When a story is part of a planned series, it may need to sit on the shelf while an overall story-arc is worked out, or while background details that affect the entire series are decided on. With the Pangalactic Sojourners, one important detail is the legality of same-sex marriage from state to state. When I started writing these stories, only a few states had legalized gay marriage. Over the last year, the map has snowballed until almost the entire nation is a rainbow. If I set my stories sometime in the last few years, then I’ll need to include this snowballing as important events that occur during the time of the story. If I leave the stories on the shelf for a year or more, and then set them in 2015 or 2016, then I’ll be starting with most of the map already rainbowed and there will probably be fewer momentously newsworthy events to incorporate into the stories.
Of course, some stories go on the shelf just because there’s no inspiration to finish them. Maybe the author grew disenchanted with the characters, or there was something about the plot that simply wasn’t working. However, as I said above this absolutely does not mean it should not have been written. Every story has value. Even awful ones. Sometimes you need to get the awful stories out in order to make room for the good ones. I did that this weekend with a little story about a genie in a neti pot.
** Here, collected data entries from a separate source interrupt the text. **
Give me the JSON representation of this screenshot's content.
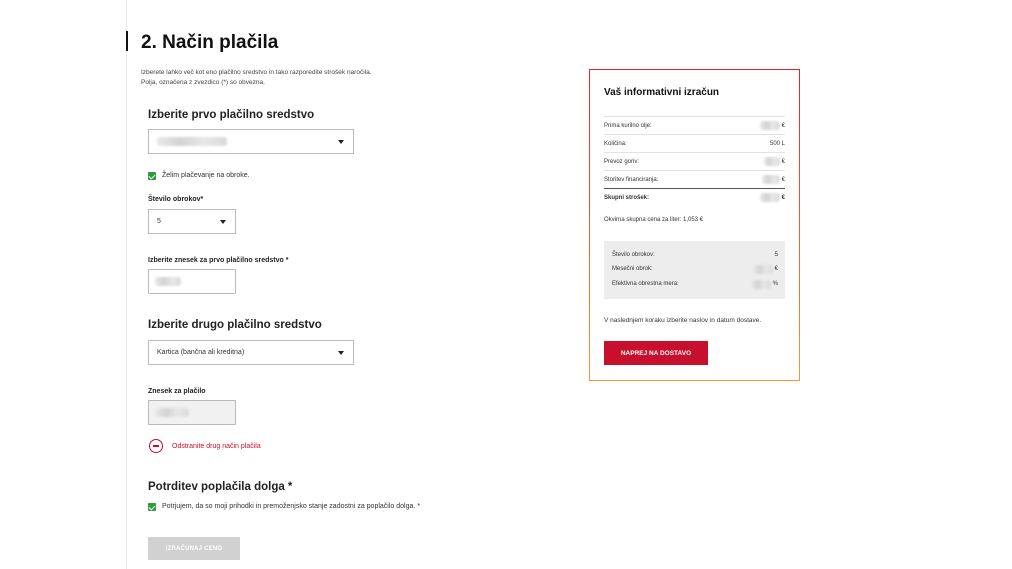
{
  "title": "2. Način plačila",
  "intro": {
    "line1": "Izberete lahko več kot eno plačilno sredstvo in tako razporedite strošek naročila.",
    "line2": "Polja, označena z zvezdico (*) so obvezna."
  },
  "first_payment": {
    "heading": "Izberite prvo plačilno sredstvo",
    "installments_checkbox_label": "Želim plačevanje na obroke.",
    "installments_checked": true,
    "installments_label": "Število obrokov*",
    "installments_value": "5",
    "amount_label": "Izberite znesek za prvo plačilno sredstvo *"
  },
  "second_payment": {
    "heading": "Izberite drugo plačilno sredstvo",
    "selected": "Kartica (bančna ali kreditna)",
    "amount_label": "Znesek za plačilo",
    "remove_label": "Odstranite drug način plačila"
  },
  "confirm": {
    "heading": "Potrditev poplačila dolga *",
    "checkbox_label": "Potrjujem, da so moji prihodki in premoženjsko stanje zadostni za poplačilo dolga. *",
    "checked": true
  },
  "calc_button": "IZRAČUNAJ CENO",
  "summary": {
    "title": "Vaš informativni izračun",
    "rows": [
      {
        "label": "Prima kurilno olje:",
        "value": "",
        "unit": "€"
      },
      {
        "label": "Količina:",
        "value": "500 L",
        "unit": ""
      },
      {
        "label": "Prevoz goriv:",
        "value": "",
        "unit": "€"
      },
      {
        "label": "Storitev financiranja:",
        "value": "",
        "unit": "€"
      },
      {
        "label": "Skupni strošek:",
        "value": "",
        "unit": "€"
      }
    ],
    "note": "Okvirna skupna cena za liter: 1,053 €",
    "installments": [
      {
        "label": "Število obrokov:",
        "value": "5",
        "unit": ""
      },
      {
        "label": "Mesečni obrok:",
        "value": "",
        "unit": "€"
      },
      {
        "label": "Efektivna obrestna mera:",
        "value": "",
        "unit": "%"
      }
    ],
    "next_note": "V naslednjem koraku izberite naslov in datum dostave.",
    "next_button": "NAPREJ NA DOSTAVO"
  }
}
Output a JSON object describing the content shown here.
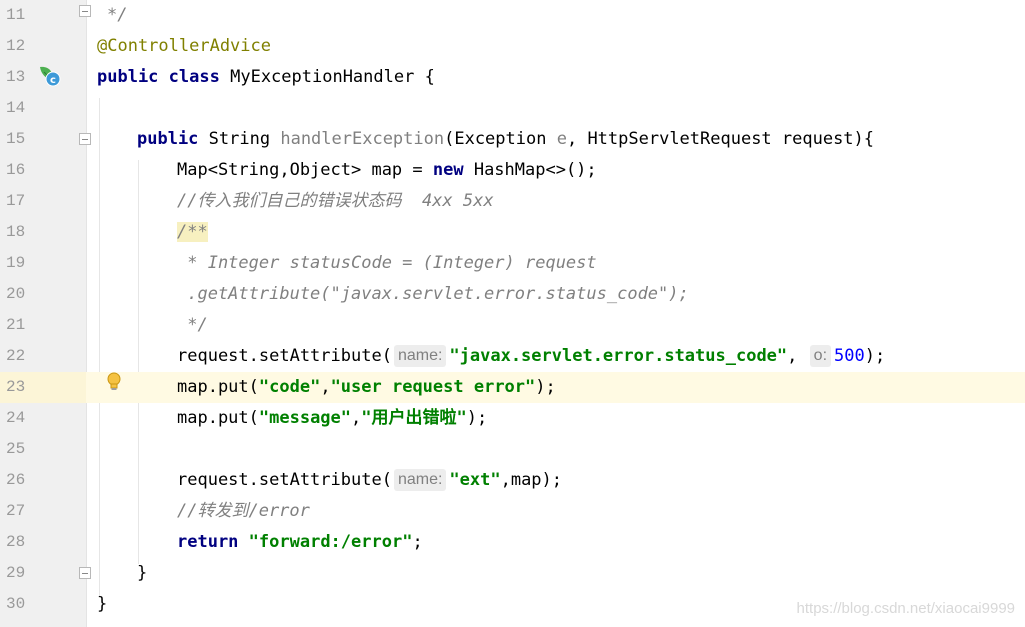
{
  "editor": {
    "line_numbers": [
      "11",
      "12",
      "13",
      "14",
      "15",
      "16",
      "17",
      "18",
      "19",
      "20",
      "21",
      "22",
      "23",
      "24",
      "25",
      "26",
      "27",
      "28",
      "29",
      "30"
    ],
    "current_line": "23",
    "code": {
      "l11": {
        "comment": "*/"
      },
      "l12": {
        "annotation": "@ControllerAdvice"
      },
      "l13": {
        "kw_public": "public",
        "kw_class": "class",
        "class_name": "MyExceptionHandler",
        "brace": "{"
      },
      "l15": {
        "kw_public": "public",
        "return_type": "String",
        "method_name": "handlerException",
        "params_open": "(Exception",
        "param_e": "e",
        "params_rest": ", HttpServletRequest request){"
      },
      "l16": {
        "prefix": "Map<String,Object> map = ",
        "kw_new": "new",
        "suffix": " HashMap<>();"
      },
      "l17": {
        "comment": "//传入我们自己的错误状态码  4xx 5xx"
      },
      "l18": {
        "comment": "/**"
      },
      "l19": {
        "comment": " * Integer statusCode = (Integer) request"
      },
      "l20": {
        "comment": " .getAttribute(\"javax.servlet.error.status_code\");"
      },
      "l21": {
        "comment": " */"
      },
      "l22": {
        "prefix": "request.setAttribute(",
        "hint_name": "name:",
        "str": "\"javax.servlet.error.status_code\"",
        "sep": ",",
        "hint_o": "o:",
        "num": "500",
        "suffix": ");"
      },
      "l23": {
        "prefix": "map.put(",
        "str1": "\"code\"",
        "sep": ",",
        "str2": "\"user request error\"",
        "suffix": ");"
      },
      "l24": {
        "prefix": "map.put(",
        "str1": "\"message\"",
        "sep": ",",
        "str2": "\"用户出错啦\"",
        "suffix": ");"
      },
      "l26": {
        "prefix": "request.setAttribute(",
        "hint_name": "name:",
        "str": "\"ext\"",
        "suffix": ",map);"
      },
      "l27": {
        "comment": "//转发到/error"
      },
      "l28": {
        "kw_return": "return",
        "str": "\"forward:/error\"",
        "suffix": ";"
      },
      "l29": {
        "brace": "}"
      },
      "l30": {
        "brace": "}"
      }
    },
    "icons": {
      "class_icon": "class-icon",
      "intention_icon": "lightbulb-icon",
      "class_icon_letter": "c"
    },
    "colors": {
      "keyword": "#000080",
      "annotation": "#808000",
      "string": "#008000",
      "number": "#0000ff",
      "comment": "#808080",
      "current_line": "#fffae3"
    }
  },
  "watermark": "https://blog.csdn.net/xiaocai9999"
}
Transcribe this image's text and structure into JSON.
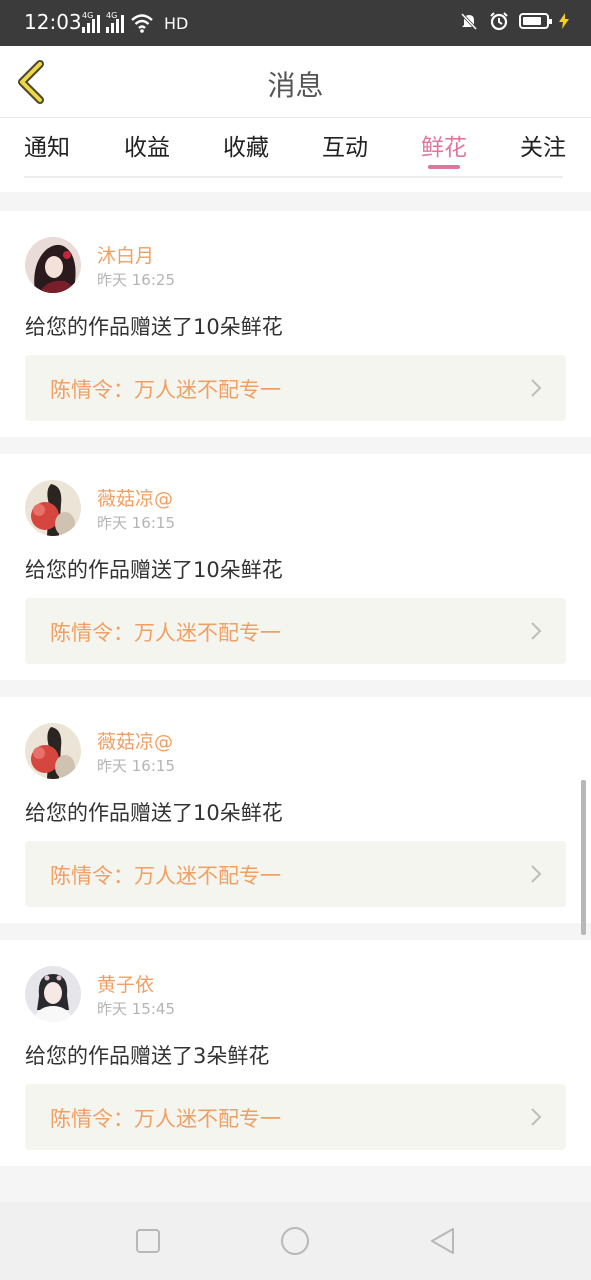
{
  "status_bar": {
    "time": "12:03",
    "network_label": "4G",
    "network_label_2": "4G",
    "hd_label": "HD",
    "icons": [
      "signal-icon",
      "signal-icon",
      "wifi-icon",
      "mute-bell-icon",
      "alarm-icon",
      "battery-icon",
      "charging-icon"
    ]
  },
  "header": {
    "title": "消息",
    "back_icon": "chevron-left-icon"
  },
  "tabs": [
    {
      "label": "通知",
      "active": false
    },
    {
      "label": "收益",
      "active": false
    },
    {
      "label": "收藏",
      "active": false
    },
    {
      "label": "互动",
      "active": false
    },
    {
      "label": "鲜花",
      "active": true
    },
    {
      "label": "关注",
      "active": false
    }
  ],
  "notifications": [
    {
      "user": "沐白月",
      "time": "昨天 16:25",
      "message": "给您的作品赠送了10朵鲜花",
      "work": "陈情令：万人迷不配专一"
    },
    {
      "user": "薇菇凉@",
      "time": "昨天 16:15",
      "message": "给您的作品赠送了10朵鲜花",
      "work": "陈情令：万人迷不配专一"
    },
    {
      "user": "薇菇凉@",
      "time": "昨天 16:15",
      "message": "给您的作品赠送了10朵鲜花",
      "work": "陈情令：万人迷不配专一"
    },
    {
      "user": "黄子依",
      "time": "昨天 15:45",
      "message": "给您的作品赠送了3朵鲜花",
      "work": "陈情令：万人迷不配专一"
    }
  ],
  "nav_bar": {
    "icons": [
      "recent-apps-icon",
      "home-icon",
      "back-icon"
    ]
  },
  "colors": {
    "accent": "#e2759e",
    "username": "#f0a064",
    "work_bg": "#f5f5ef",
    "status_bar_bg": "#3b3b3b"
  }
}
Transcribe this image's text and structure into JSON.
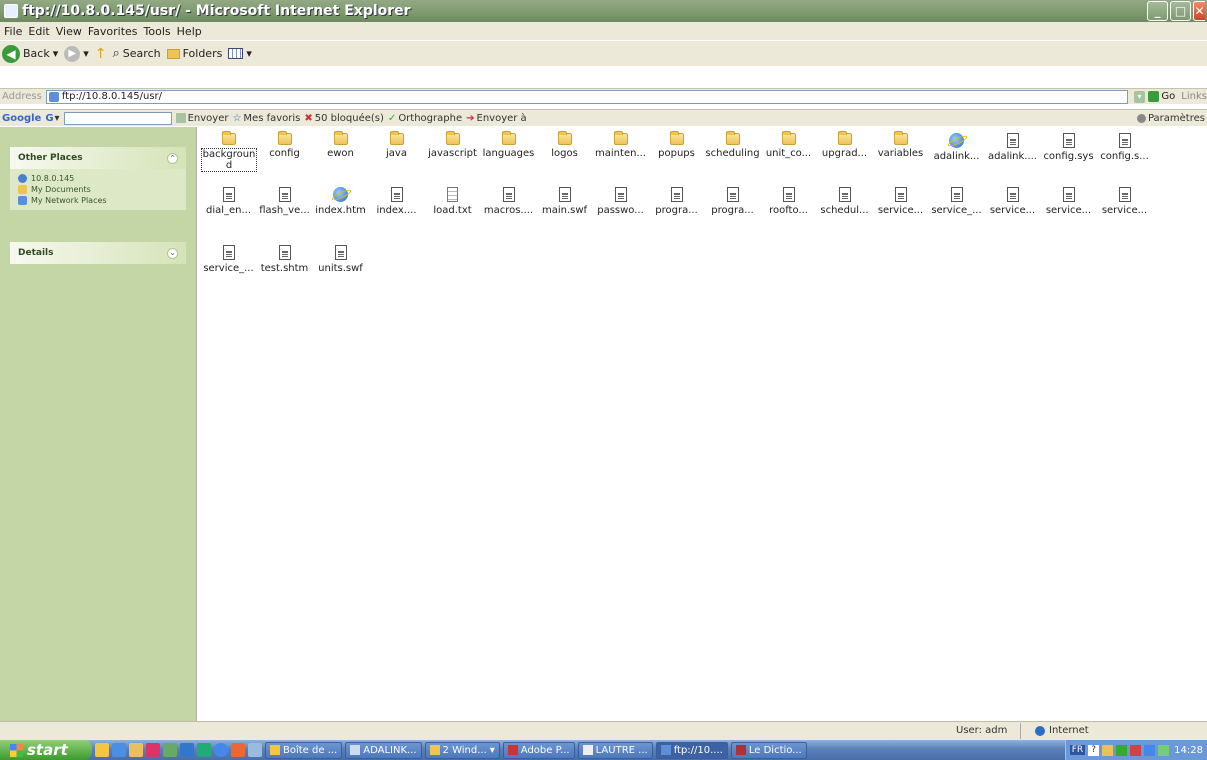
{
  "window": {
    "title": "ftp://10.8.0.145/usr/ - Microsoft Internet Explorer",
    "colors": {
      "title_green": "#7e9b6e",
      "sidebar_green": "#c5d6a6",
      "close_red": "#c8482c"
    }
  },
  "menu": [
    "File",
    "Edit",
    "View",
    "Favorites",
    "Tools",
    "Help"
  ],
  "toolbar": {
    "back": "Back",
    "search": "Search",
    "folders": "Folders"
  },
  "address": {
    "label": "Address",
    "value": "ftp://10.8.0.145/usr/",
    "go": "Go",
    "links": "Links"
  },
  "googlebar": {
    "label": "Google",
    "g": "G",
    "envoyer": "Envoyer",
    "mes_favoris": "Mes favoris",
    "bloquees": "50 bloquée(s)",
    "orthographe": "Orthographe",
    "envoyer_a": "Envoyer à",
    "parametres": "Paramètres"
  },
  "sidebar": {
    "other_places": {
      "title": "Other Places",
      "items": [
        "10.8.0.145",
        "My Documents",
        "My Network Places"
      ]
    },
    "details": {
      "title": "Details"
    }
  },
  "files": [
    {
      "name": "background",
      "type": "folder",
      "selected": true
    },
    {
      "name": "config",
      "type": "folder"
    },
    {
      "name": "ewon",
      "type": "folder"
    },
    {
      "name": "java",
      "type": "folder"
    },
    {
      "name": "javascript",
      "type": "folder"
    },
    {
      "name": "languages",
      "type": "folder"
    },
    {
      "name": "logos",
      "type": "folder"
    },
    {
      "name": "mainten...",
      "type": "folder"
    },
    {
      "name": "popups",
      "type": "folder"
    },
    {
      "name": "scheduling",
      "type": "folder"
    },
    {
      "name": "unit_co...",
      "type": "folder"
    },
    {
      "name": "upgrad...",
      "type": "folder"
    },
    {
      "name": "variables",
      "type": "folder"
    },
    {
      "name": "adalink...",
      "type": "ie"
    },
    {
      "name": "adalink....",
      "type": "doc"
    },
    {
      "name": "config.sys",
      "type": "doc"
    },
    {
      "name": "config.s...",
      "type": "doc"
    },
    {
      "name": "dial_en...",
      "type": "doc"
    },
    {
      "name": "flash_ve...",
      "type": "doc"
    },
    {
      "name": "index.htm",
      "type": "ie"
    },
    {
      "name": "index....",
      "type": "doc"
    },
    {
      "name": "load.txt",
      "type": "txt"
    },
    {
      "name": "macros....",
      "type": "doc"
    },
    {
      "name": "main.swf",
      "type": "doc"
    },
    {
      "name": "passwo...",
      "type": "doc"
    },
    {
      "name": "progra...",
      "type": "doc"
    },
    {
      "name": "progra...",
      "type": "doc"
    },
    {
      "name": "roofto...",
      "type": "doc"
    },
    {
      "name": "schedul...",
      "type": "doc"
    },
    {
      "name": "service...",
      "type": "doc"
    },
    {
      "name": "service_...",
      "type": "doc"
    },
    {
      "name": "service...",
      "type": "doc"
    },
    {
      "name": "service...",
      "type": "doc"
    },
    {
      "name": "service...",
      "type": "doc"
    },
    {
      "name": "service_...",
      "type": "doc"
    },
    {
      "name": "test.shtm",
      "type": "doc"
    },
    {
      "name": "units.swf",
      "type": "doc"
    }
  ],
  "status": {
    "user": "User: adm",
    "zone": "Internet"
  },
  "taskbar": {
    "start": "start",
    "tasks": [
      "Boîte de ...",
      "ADALINK...",
      "2 Wind...",
      "Adobe P...",
      "LAUTRE ...",
      "ftp://10....",
      "Le Dictio..."
    ],
    "lang": "FR",
    "clock": "14:28"
  }
}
The ROW80 Goals this week:
Some writing, some revising, but nothing being promoted at the moment. I sent a short to a critique partner a few hours ago, which is very productive. I’m working on a couple of projects that have very real possibilities in the near future, which is, of course, why those projects are on the plate and not the shelf.
Er… ROW80 is supposed to be measurable goals. I think I need to keep closer track of what I’m doing. Buttocks in chair and fingers on keyboard is happening, but it’s mixed with personal stuff and those hours are hard to count. I finished and revised a short story, and wrote a couple pieces of flash. I polished up a couple of documents to make them submission-ready. Next on the plate is transcribing a hand-written short, then plotting and planning a SciFi novella using my Incorporeum characters.
SO! Have you ever taken something off the shelf and discovered a hidden gem?